Complexity Analysis ​

TimeSpace
Brute Force (Linear Scan)O(M * W * S)O(1)
Optimal (Hash Set)O(T)O(S)

Bottleneck: Total tokens across all messages. Set construction is O(S) once upfront.


Edge Cases ​

  1. Empty message — 0 tokens, label "not spam".
  2. Message is only whitespace — split(/\s+/) may yield [""]; filter empty tokens or trim.
  3. Spam words list empty — every message labeled "not spam".
  4. Message with exactly 2 spam words — boundary; the >= check includes it.
  5. Case variants — deliberately excluded by case-sensitive matching; do not normalize.
  6. Non-ASCII characters — Unicode works if both sides are normalized consistently.
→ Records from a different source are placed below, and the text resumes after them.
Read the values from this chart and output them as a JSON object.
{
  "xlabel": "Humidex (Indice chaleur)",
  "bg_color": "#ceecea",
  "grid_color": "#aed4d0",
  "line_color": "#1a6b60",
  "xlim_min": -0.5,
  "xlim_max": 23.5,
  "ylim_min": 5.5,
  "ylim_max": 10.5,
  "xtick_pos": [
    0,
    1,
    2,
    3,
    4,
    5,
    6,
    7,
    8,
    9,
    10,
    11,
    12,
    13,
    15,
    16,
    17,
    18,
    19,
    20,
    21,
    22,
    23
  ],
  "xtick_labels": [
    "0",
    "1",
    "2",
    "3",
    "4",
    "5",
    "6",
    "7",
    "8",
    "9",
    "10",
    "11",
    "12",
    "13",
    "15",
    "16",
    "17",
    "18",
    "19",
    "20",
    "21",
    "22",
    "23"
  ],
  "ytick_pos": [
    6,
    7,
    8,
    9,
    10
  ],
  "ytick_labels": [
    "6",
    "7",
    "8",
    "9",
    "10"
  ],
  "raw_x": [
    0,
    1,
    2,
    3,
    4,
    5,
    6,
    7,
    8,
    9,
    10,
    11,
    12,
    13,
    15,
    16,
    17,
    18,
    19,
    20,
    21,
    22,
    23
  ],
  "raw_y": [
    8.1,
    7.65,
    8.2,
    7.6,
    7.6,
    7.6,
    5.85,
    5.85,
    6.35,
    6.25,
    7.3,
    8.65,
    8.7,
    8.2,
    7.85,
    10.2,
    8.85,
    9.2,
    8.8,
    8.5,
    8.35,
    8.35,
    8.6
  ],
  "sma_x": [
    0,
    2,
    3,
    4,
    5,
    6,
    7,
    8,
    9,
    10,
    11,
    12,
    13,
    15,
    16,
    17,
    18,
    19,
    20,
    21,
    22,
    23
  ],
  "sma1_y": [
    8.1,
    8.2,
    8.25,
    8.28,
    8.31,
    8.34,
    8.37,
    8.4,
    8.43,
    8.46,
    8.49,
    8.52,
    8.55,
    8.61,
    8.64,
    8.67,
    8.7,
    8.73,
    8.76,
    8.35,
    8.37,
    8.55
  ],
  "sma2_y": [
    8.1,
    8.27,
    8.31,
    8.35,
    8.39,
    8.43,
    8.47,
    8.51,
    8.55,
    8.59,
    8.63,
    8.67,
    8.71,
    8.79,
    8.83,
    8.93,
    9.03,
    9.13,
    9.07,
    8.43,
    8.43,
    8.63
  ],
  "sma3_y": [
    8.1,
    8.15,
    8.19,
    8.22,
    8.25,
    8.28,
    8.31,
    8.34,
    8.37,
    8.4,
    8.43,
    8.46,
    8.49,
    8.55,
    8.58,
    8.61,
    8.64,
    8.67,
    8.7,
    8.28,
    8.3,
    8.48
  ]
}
Otherwise, inputs like "café" vs "cafe\u0301" can silently miss.

  • LC 771 — Jewels and Stones — Hash set membership test, simpler variant.
  • LC 49 — Group Anagrams — Hash key construction from strings.
  • LC 290 — Word Pattern — Bijection between pattern chars and tokens.

OA Strategy Notes ​

This is the easiest OA problem you will see. 5-10 minutes of implementation. The only risk is reading the problem sloppily and missing "case-sensitive" or misunderstanding the duplicate rule. Re-read the problem once before coding.


What is Expected at Each Level ​

Junior: Solves quickly. Likely normalizes case by habit; needs to unlearn that for this problem.

Mid-level: Hash set, tokenize, count. Asks the case-sensitivity and duplicate questions upfront.

Senior: Discusses tokenization robustness (punctuation, Unicode, whitespace variants). Mentions that in production, stemming and n-gram matching would apply but are out of scope for the stated spec.

Frontend interview preparation reference.